The band consists of two pairs of siblings. Brother and sister twice. So it's not quite random fatness we are seeing here. But whatever it is, I salute it. Not only does this American band produce melodic and sophisticated rock harmonies; it is also unashamedly overweight.

And the band's larger-than-life (or larger than he should be) lead singer is called Romeo. I salute that, too. Why should only a thin, dashing, athletic type be a Romeo?

Rock bands are meant to break with convention, and the Magic Numbers have certainly done that, without missing a beat - or a meal.

* The adverts for the forthcoming production of Schiller's Mary Stuart at the Donmar proclaim it a world premiere. This might puzzle a lot of people, not least the late Herr Schiller. Mary Stuart has, of course, been seen many times over many years.

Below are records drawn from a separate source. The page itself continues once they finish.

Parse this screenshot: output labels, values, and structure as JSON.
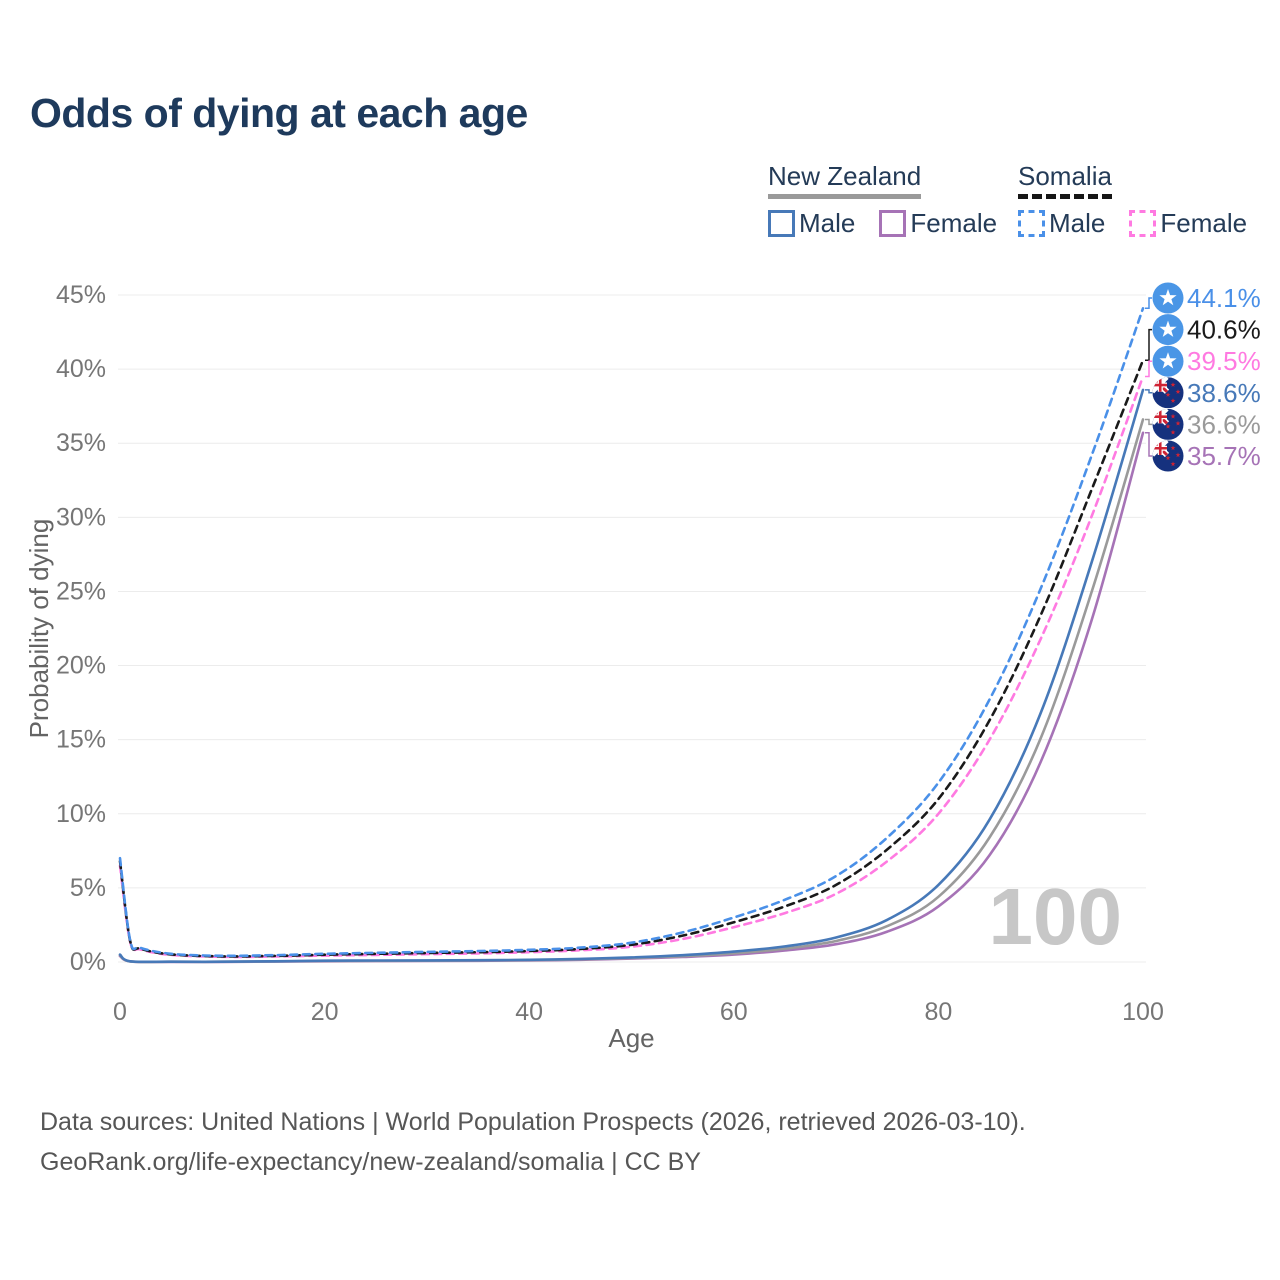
{
  "title": "Odds of dying at each age",
  "legend": {
    "groups": [
      {
        "country": "New Zealand",
        "line_style": "solid",
        "underline_color": "#9a9a9a",
        "items": [
          {
            "label": "Male",
            "color": "#4779b8",
            "dashed": false
          },
          {
            "label": "Female",
            "color": "#a673b6",
            "dashed": false
          }
        ]
      },
      {
        "country": "Somalia",
        "line_style": "dashed",
        "underline_color": "#161616",
        "items": [
          {
            "label": "Male",
            "color": "#4a90e8",
            "dashed": true
          },
          {
            "label": "Female",
            "color": "#ff7ae1",
            "dashed": true
          }
        ]
      }
    ]
  },
  "watermark": "100",
  "footer": {
    "line1": "Data sources: United Nations | World Population Prospects (2026, retrieved 2026-03-10).",
    "line2": "GeoRank.org/life-expectancy/new-zealand/somalia | CC BY"
  },
  "chart_data": {
    "type": "line",
    "title": "Odds of dying at each age",
    "xlabel": "Age",
    "ylabel": "Probability of dying",
    "xlim": [
      0,
      100
    ],
    "ylim": [
      0,
      45
    ],
    "xticks": [
      0,
      20,
      40,
      60,
      80,
      100
    ],
    "yticks": [
      0,
      5,
      10,
      15,
      20,
      25,
      30,
      35,
      40,
      45
    ],
    "ytick_suffix": "%",
    "grid": "horizontal",
    "legend_position": "top-right",
    "series": [
      {
        "id": "somalia-male",
        "name": "Somalia Male",
        "country": "Somalia",
        "sex": "Male",
        "color": "#4a90e8",
        "dashed": true,
        "flag": "so",
        "end_label": "44.1%",
        "end_value": 44.1,
        "points": [
          [
            0,
            7.0
          ],
          [
            1,
            1.45
          ],
          [
            2,
            0.95
          ],
          [
            5,
            0.55
          ],
          [
            10,
            0.42
          ],
          [
            15,
            0.46
          ],
          [
            20,
            0.55
          ],
          [
            25,
            0.62
          ],
          [
            30,
            0.68
          ],
          [
            35,
            0.74
          ],
          [
            40,
            0.82
          ],
          [
            45,
            0.97
          ],
          [
            50,
            1.3
          ],
          [
            55,
            2.0
          ],
          [
            60,
            3.0
          ],
          [
            65,
            4.2
          ],
          [
            70,
            5.8
          ],
          [
            75,
            8.4
          ],
          [
            80,
            12.1
          ],
          [
            85,
            17.7
          ],
          [
            90,
            25.2
          ],
          [
            95,
            34.2
          ],
          [
            100,
            44.1
          ]
        ]
      },
      {
        "id": "somalia-both",
        "name": "Somalia Both sexes",
        "country": "Somalia",
        "sex": "Both",
        "color": "#1a1a1a",
        "dashed": true,
        "flag": "so",
        "end_label": "40.6%",
        "end_value": 40.6,
        "points": [
          [
            0,
            6.8
          ],
          [
            1,
            1.4
          ],
          [
            2,
            0.9
          ],
          [
            5,
            0.51
          ],
          [
            10,
            0.38
          ],
          [
            15,
            0.41
          ],
          [
            20,
            0.49
          ],
          [
            25,
            0.55
          ],
          [
            30,
            0.61
          ],
          [
            35,
            0.66
          ],
          [
            40,
            0.74
          ],
          [
            45,
            0.88
          ],
          [
            50,
            1.16
          ],
          [
            55,
            1.78
          ],
          [
            60,
            2.68
          ],
          [
            65,
            3.75
          ],
          [
            70,
            5.2
          ],
          [
            75,
            7.6
          ],
          [
            80,
            11.0
          ],
          [
            85,
            16.3
          ],
          [
            90,
            23.4
          ],
          [
            95,
            31.9
          ],
          [
            100,
            40.6
          ]
        ]
      },
      {
        "id": "somalia-female",
        "name": "Somalia Female",
        "country": "Somalia",
        "sex": "Female",
        "color": "#ff7ae1",
        "dashed": true,
        "flag": "so",
        "end_label": "39.5%",
        "end_value": 39.5,
        "points": [
          [
            0,
            6.5
          ],
          [
            1,
            1.35
          ],
          [
            2,
            0.85
          ],
          [
            5,
            0.48
          ],
          [
            10,
            0.35
          ],
          [
            15,
            0.37
          ],
          [
            20,
            0.43
          ],
          [
            25,
            0.48
          ],
          [
            30,
            0.53
          ],
          [
            35,
            0.58
          ],
          [
            40,
            0.66
          ],
          [
            45,
            0.79
          ],
          [
            50,
            1.03
          ],
          [
            55,
            1.55
          ],
          [
            60,
            2.35
          ],
          [
            65,
            3.3
          ],
          [
            70,
            4.6
          ],
          [
            75,
            6.8
          ],
          [
            80,
            10.0
          ],
          [
            85,
            15.0
          ],
          [
            90,
            21.8
          ],
          [
            95,
            30.1
          ],
          [
            100,
            39.5
          ]
        ]
      },
      {
        "id": "new-zealand-male",
        "name": "New Zealand Male",
        "country": "New Zealand",
        "sex": "Male",
        "color": "#4779b8",
        "dashed": false,
        "flag": "nz",
        "end_label": "38.6%",
        "end_value": 38.6,
        "points": [
          [
            0,
            0.5
          ],
          [
            1,
            0.05
          ],
          [
            5,
            0.02
          ],
          [
            10,
            0.02
          ],
          [
            15,
            0.05
          ],
          [
            20,
            0.09
          ],
          [
            25,
            0.1
          ],
          [
            30,
            0.11
          ],
          [
            35,
            0.12
          ],
          [
            40,
            0.15
          ],
          [
            45,
            0.21
          ],
          [
            50,
            0.31
          ],
          [
            55,
            0.46
          ],
          [
            60,
            0.7
          ],
          [
            65,
            1.05
          ],
          [
            70,
            1.65
          ],
          [
            75,
            2.85
          ],
          [
            80,
            5.2
          ],
          [
            85,
            9.6
          ],
          [
            90,
            16.8
          ],
          [
            95,
            27.0
          ],
          [
            100,
            38.6
          ]
        ]
      },
      {
        "id": "new-zealand-both",
        "name": "New Zealand Both sexes",
        "country": "New Zealand",
        "sex": "Both",
        "color": "#9a9a9a",
        "dashed": false,
        "flag": "nz",
        "end_label": "36.6%",
        "end_value": 36.6,
        "points": [
          [
            0,
            0.45
          ],
          [
            1,
            0.04
          ],
          [
            5,
            0.02
          ],
          [
            10,
            0.02
          ],
          [
            15,
            0.04
          ],
          [
            20,
            0.07
          ],
          [
            25,
            0.08
          ],
          [
            30,
            0.09
          ],
          [
            35,
            0.1
          ],
          [
            40,
            0.13
          ],
          [
            45,
            0.18
          ],
          [
            50,
            0.27
          ],
          [
            55,
            0.39
          ],
          [
            60,
            0.59
          ],
          [
            65,
            0.9
          ],
          [
            70,
            1.42
          ],
          [
            75,
            2.42
          ],
          [
            80,
            4.4
          ],
          [
            85,
            8.4
          ],
          [
            90,
            15.1
          ],
          [
            95,
            25.0
          ],
          [
            100,
            36.6
          ]
        ]
      },
      {
        "id": "new-zealand-female",
        "name": "New Zealand Female",
        "country": "New Zealand",
        "sex": "Female",
        "color": "#a673b6",
        "dashed": false,
        "flag": "nz",
        "end_label": "35.7%",
        "end_value": 35.7,
        "points": [
          [
            0,
            0.4
          ],
          [
            1,
            0.04
          ],
          [
            5,
            0.01
          ],
          [
            10,
            0.01
          ],
          [
            15,
            0.03
          ],
          [
            20,
            0.05
          ],
          [
            25,
            0.06
          ],
          [
            30,
            0.07
          ],
          [
            35,
            0.08
          ],
          [
            40,
            0.11
          ],
          [
            45,
            0.15
          ],
          [
            50,
            0.23
          ],
          [
            55,
            0.34
          ],
          [
            60,
            0.5
          ],
          [
            65,
            0.78
          ],
          [
            70,
            1.2
          ],
          [
            75,
            2.05
          ],
          [
            80,
            3.75
          ],
          [
            85,
            7.2
          ],
          [
            90,
            13.5
          ],
          [
            95,
            23.1
          ],
          [
            100,
            35.7
          ]
        ]
      }
    ]
  }
}
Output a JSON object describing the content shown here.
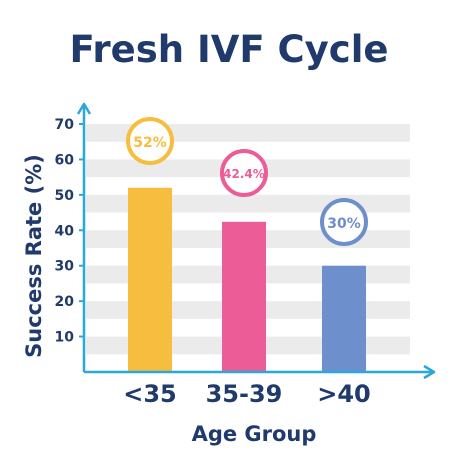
{
  "chart_data": {
    "type": "bar",
    "title": "Fresh IVF Cycle",
    "xlabel": "Age Group",
    "ylabel": "Success Rate (%)",
    "categories": [
      "<35",
      "35-39",
      ">40"
    ],
    "values": [
      52,
      42.4,
      30
    ],
    "data_labels": [
      "52%",
      "42.4%",
      "30%"
    ],
    "ylim": [
      0,
      70
    ],
    "yticks": [
      "10",
      "20",
      "30",
      "40",
      "50",
      "60",
      "70"
    ],
    "grid": "alternating horizontal bands",
    "colors": {
      "title": "#1f3a6b",
      "axis": "#2aa8dc",
      "band": "#ebebeb",
      "bars": [
        "#f7bd3f",
        "#ec5c97",
        "#6d8fcb"
      ]
    }
  }
}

As closer examination of the adverts make clear, this is a world premiere only of this particular translation of Mary Stuart. But then pretty well every classic on view these days has a new translation. The current version of Ibsen's Hedda Gabler in the West End certainly does, as did the version of Chekhov's The Seagullwhich has been on in Colchester. New translations go with the territory when it comes to staging the classics. So putting the words World Premiere in big letters is a little bit mischievous. I never knew that those earnest souls at the Donmar had such naughtiness in them.